6. Pensez-vous que le salariat sera toujours le mode de collaboration dominant et quels seront, selon vous, les nouvelles formes de collaboration qui vont se développer ?
Il y a toujours des inclus et des exclus. Les salariés aujourd’hui raflent la mise en terme de rémunération et de sécurité, mais ils le font au prix d’un asservissement volontaire à des visions du monde qui ne leurs conviennent pas. Trop d’injustice, trop d’isolement, trop de menace. La sécurité est encore particulièrement prisée. Chacun se réfugie dans un diplôme, un métier sûr, une ville voire un pays plus riche pour s’offrir un avenir. Je pense donc que ce mode va perdurer, cependant, des formes alternatives se multiplient pour des jeunes entrepreneurs, des vieux consultants, des créatifs culturels qui changent leur façon de vivre et cherchent à s’accorder un plus à leurs valeurs. On observe aussi des regroupements coopératifs ou communautaires et une variété d’alliance qui se testent pour inventer d’autres formes de collaboration. Pour ma part j’ai identifié qu’un « capitalisme des identités » était en train de se mettre en place, avec ceux qui sont dotés de capitaux économiques et sociaux mais aussi d’un capital de projet et de capacité à se projeter dans le monde demain. Ils imagineront d’autres formes de relation et de mode de vie.
7. Comment pensez-vous qu’évoluera le rapport au travail des actifs d’ici 2025 (à savoir, quelles seront leurs aspirations en matière d’activité(s) professionnelle(s), équilibre vies perso/pro, de revenu d’activité(s)...) ?
La robotisation, l’intelligence artificielle détruisent déjà des emplois de caissiers et de banquiers qui occupaient des centaines milliers de salariés. Il s’agit là de deux exemples parmi d’autres, dans le même temps l’espérance de vie continue d’augmenter, très légèrement mais elle progresse quand même. Des rééquilibrages dans la redistribution des richesses sont donc indispensables, au risque de voir une société avec une minorité de bénéficiaires et une majorité devant subir toutes les privations en particulier de projection et d’identité future.
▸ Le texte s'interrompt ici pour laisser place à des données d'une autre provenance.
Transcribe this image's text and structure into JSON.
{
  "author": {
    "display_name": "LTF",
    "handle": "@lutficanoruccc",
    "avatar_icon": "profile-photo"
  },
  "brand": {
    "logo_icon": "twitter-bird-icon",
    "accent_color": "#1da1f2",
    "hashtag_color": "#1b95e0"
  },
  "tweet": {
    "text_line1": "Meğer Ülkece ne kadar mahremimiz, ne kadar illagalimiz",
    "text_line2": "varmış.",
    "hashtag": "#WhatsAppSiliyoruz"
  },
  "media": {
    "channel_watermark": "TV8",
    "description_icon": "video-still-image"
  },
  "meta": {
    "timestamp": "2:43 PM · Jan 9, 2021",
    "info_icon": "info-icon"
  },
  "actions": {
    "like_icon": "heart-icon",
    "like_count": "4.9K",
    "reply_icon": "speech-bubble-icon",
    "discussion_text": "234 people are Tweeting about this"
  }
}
Pour certains un mode de vie plus local sera une solution. Pour d’autres l’équilibre de vie revalorisera la sphère personnelle, tellement sacrifiée au travail. Pour d’autres encore il y aura des trajectoires d’exploration de métiers nouveaux en cours d’émergence jusqu’à trouver des revenus qui équilibrent sa vie.
8. Quels seront, selon vous, les enjeux/ nouveaux rôles de la fonction RH dans l’entreprise de 2025?
La fonction RH sera toujours une fonction régalienne de l’entreprise chargée de recruter, administrer, payer les salariés. Elle devra cependant accompagner plus sérieusement les profils atypiques, favoriser l’intrapreneuriat, les entrées sorties de professionnels qui resteront probablement moins longtemps sur leur poste. Elle devra faire sa mue pour passer d’une logique où elle contrôle et régule à une logique où elle autorise et facilite. Ses professionnels auront de nouvelles compétences à acquérir en matière de conduite sociale des transformations, facilitation de groupe, appui aux communautés professionnelles, développement d’écosystème d’action, d’apprentissage et d’innovation. Elle devra laisser plus de place à la créativité et un peu moins à la gestion. Cela sera une vraie difficulté pour elle, car elle est souvent considérée comme gardienne du temple.